The acquisition of Maddison will hopefully go some way in doing so, but the likes of Iheanacho, too, need to make a more direct contribution to take some of the goal-scoring burden off Vardy, who will be recovering from the World Cup.
As it stands, Leicester don't have a direct replacement for the Algerian. They could push Pereira into an advanced role, or shift Iheanacho or Maddison out wide. Instead, Marc Albrighton could come back into the side with Demarai Gray moving to the right.
Failing to compensate for Mahrez's loss, however, will result in a poor season and Puel's ultimate departure.
It's not completely outside the realms of possibility to suggest that Leicester could be the best side outside of the top six and finish seventh. It will require consistency, but it's achievable given what Sean Dyche pulled off with Burnley last year.

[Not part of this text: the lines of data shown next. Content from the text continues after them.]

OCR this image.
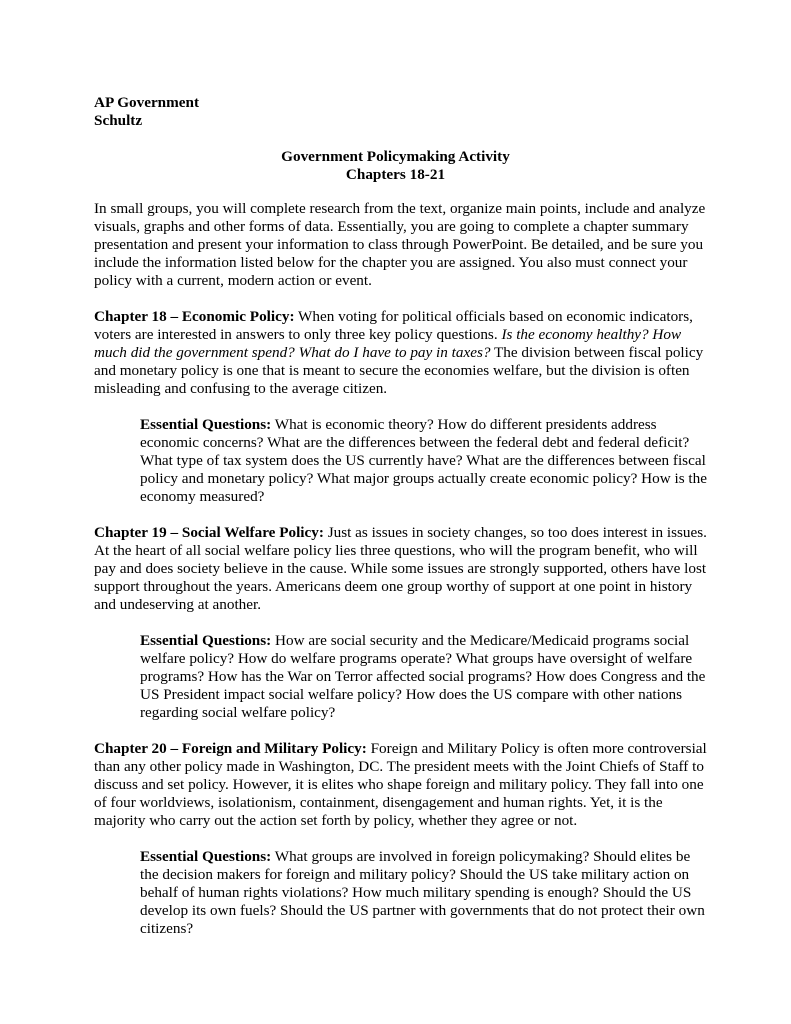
AP Government
Schultz
Government Policymaking Activity
Chapters 18-21

In small groups, you will complete research from the text, organize main points, include and analyze visuals, graphs and other forms of data. Essentially, you are going to complete a chapter summary presentation and present your information to class through PowerPoint. Be detailed, and be sure you include the information listed below for the chapter you are assigned. You also must connect your policy with a current, modern action or event.

Chapter 18 – Economic Policy: When voting for political officials based on economic indicators, voters are interested in answers to only three key policy questions. Is the economy healthy? How much did the government spend? What do I have to pay in taxes? The division between fiscal policy and monetary policy is one that is meant to secure the economies welfare, but the division is often misleading and confusing to the average citizen.

Essential Questions: What is economic theory? How do different presidents address economic concerns? What are the differences between the federal debt and federal deficit? What type of tax system does the US currently have? What are the differences between fiscal policy and monetary policy? What major groups actually create economic policy? How is the economy measured?

Chapter 19 – Social Welfare Policy: Just as issues in society changes, so too does interest in issues. At the heart of all social welfare policy lies three questions, who will the program benefit, who will pay and does society believe in the cause. While some issues are strongly supported, others have lost support throughout the years. Americans deem one group worthy of support at one point in history and undeserving at another.

Essential Questions: How are social security and the Medicare/Medicaid programs social welfare policy? How do welfare programs operate? What groups have oversight of welfare programs? How has the War on Terror affected social programs? How does Congress and the US President impact social welfare policy? How does the US compare with other nations regarding social welfare policy?

Chapter 20 – Foreign and Military Policy: Foreign and Military Policy is often more controversial than any other policy made in Washington, DC. The president meets with the Joint Chiefs of Staff to discuss and set policy. However, it is elites who shape foreign and military policy. They fall into one of four worldviews, isolationism, containment, disengagement and human rights. Yet, it is the majority who carry out the action set forth by policy, whether they agree or not.

Essential Questions: What groups are involved in foreign policymaking? Should elites be the decision makers for foreign and military policy? Should the US take military action on behalf of human rights violations? How much military spending is enough? Should the US develop its own fuels? Should the US partner with governments that do not protect their own citizens?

The Foxes are vulnerable to poor runs of form, and whilst they're probably too good to get relegated - whisper it quietly - a worst case scenario could see them sucked into an unwanted relegation battle as per 2016/17, with the end result a 13th to 16th-placed finish. Puel to be sacked along the way if he starts slowly.
Leicester shouldn't have too much trouble finishing in the top half of the Premier League and they've bought well over the summer to that end. An improvement on last year's ninth-placed finish will be the aim.